Over time, however, researchers found that in patients whose cancer recurred, their E7 antibody levels did not decrease as quickly as their counterparts. Importantly, this could be detected before the recurrence was discovered.

“Most patients recur within the first 2 years, so the window to catch it is 2 years after treatment,” explained Matthew E. Spector, MD, assistant professor of otolaryngology at the University of Michigan Health System where the study was conducted. “Everyone’s level goes down over time, but some start to go up a little—and those are the ones we have to focus on,” he continued.

When it comes to evaluating E7 antibody levels, every patient is different, Spector noted. Physicians must look at the patient’s specific baseline level rather than compare individual levels to an absolute level. Over time, if E7 levels increase, it indicates recurrence, according to the study.

The benefit of this biomarker is it allows patients to get blood drawn near home every 2-3 months rather than visit the clinic. If E7 levels rise, the patient will be told to visit the clinic for more evaluation.

Currently, patients with oropharyngeal cancer go in for checkups posttreatment every few months to monitor the status of the disease and see if there is recurrence. This biomarker has the potential to change that and make the monitoring process easier on the patient.

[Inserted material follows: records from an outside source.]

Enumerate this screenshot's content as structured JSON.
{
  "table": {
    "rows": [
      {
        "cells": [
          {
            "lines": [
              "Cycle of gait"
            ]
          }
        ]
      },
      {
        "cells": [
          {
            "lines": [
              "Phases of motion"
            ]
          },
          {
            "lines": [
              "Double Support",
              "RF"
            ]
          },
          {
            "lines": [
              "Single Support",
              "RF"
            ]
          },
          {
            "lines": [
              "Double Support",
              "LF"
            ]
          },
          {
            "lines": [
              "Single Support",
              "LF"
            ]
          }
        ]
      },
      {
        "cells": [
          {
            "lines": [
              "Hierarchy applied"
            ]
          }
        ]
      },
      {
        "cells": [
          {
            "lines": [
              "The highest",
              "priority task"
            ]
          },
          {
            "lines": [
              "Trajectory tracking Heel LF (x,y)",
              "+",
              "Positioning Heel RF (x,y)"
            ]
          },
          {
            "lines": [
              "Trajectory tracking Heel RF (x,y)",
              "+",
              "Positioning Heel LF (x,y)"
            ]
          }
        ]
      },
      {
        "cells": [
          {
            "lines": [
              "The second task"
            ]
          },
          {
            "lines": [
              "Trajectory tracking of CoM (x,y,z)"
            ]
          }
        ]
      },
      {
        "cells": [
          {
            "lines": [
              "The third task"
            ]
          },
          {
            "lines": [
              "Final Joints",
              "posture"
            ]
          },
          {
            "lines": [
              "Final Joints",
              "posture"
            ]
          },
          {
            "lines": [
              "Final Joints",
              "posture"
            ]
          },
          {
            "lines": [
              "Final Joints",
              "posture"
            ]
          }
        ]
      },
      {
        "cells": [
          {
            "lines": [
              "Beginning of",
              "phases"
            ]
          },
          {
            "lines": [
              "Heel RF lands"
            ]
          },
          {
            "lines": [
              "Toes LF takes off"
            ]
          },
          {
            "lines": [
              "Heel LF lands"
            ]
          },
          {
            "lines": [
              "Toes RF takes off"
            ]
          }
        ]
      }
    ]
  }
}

“The NCCN guidelines currently have us check patients for cancer every two to three months for the first year and every three to four months the second year,” said Spector. “This could bring us to a point where we're doing blood tests in addition to physical exams, or maybe even the blood test alone to determine if the patients’ cancers are coming back.”

Additionally, when oropharyngeal cancer recurrence is caught early, it allows physicians to remove the cancer in the throat or neck, often eliminating the disease. Cancer that spreads to the lungs can be treated with targeted therapies. The earlier the recurrence is caught, the better the outcome of treatment is expected to be.

Since this test to evaluate E6 and E7 antibodies is a standard laboratory test, implementation of this method should be inexpensive.

More testing with larger groups of patients is needed before this method of surveillance can be recommended to physicians. The University of Michigan team opened a controlled phase II trial to further evaluate the potential for E7 antibodies as a biomarker for recurrence.

“There are other markers in the blood that we're also looking at, not only antibodies,” Spector said. “Maybe there's answered DNA we can detect that's more specific than the antibodies we've already found.”

“We're really excited about this,” Spector added. “I think it's going to expand not only for HPV-related cancers, but there are opportunities to detect this for other types of head and neck cancers.”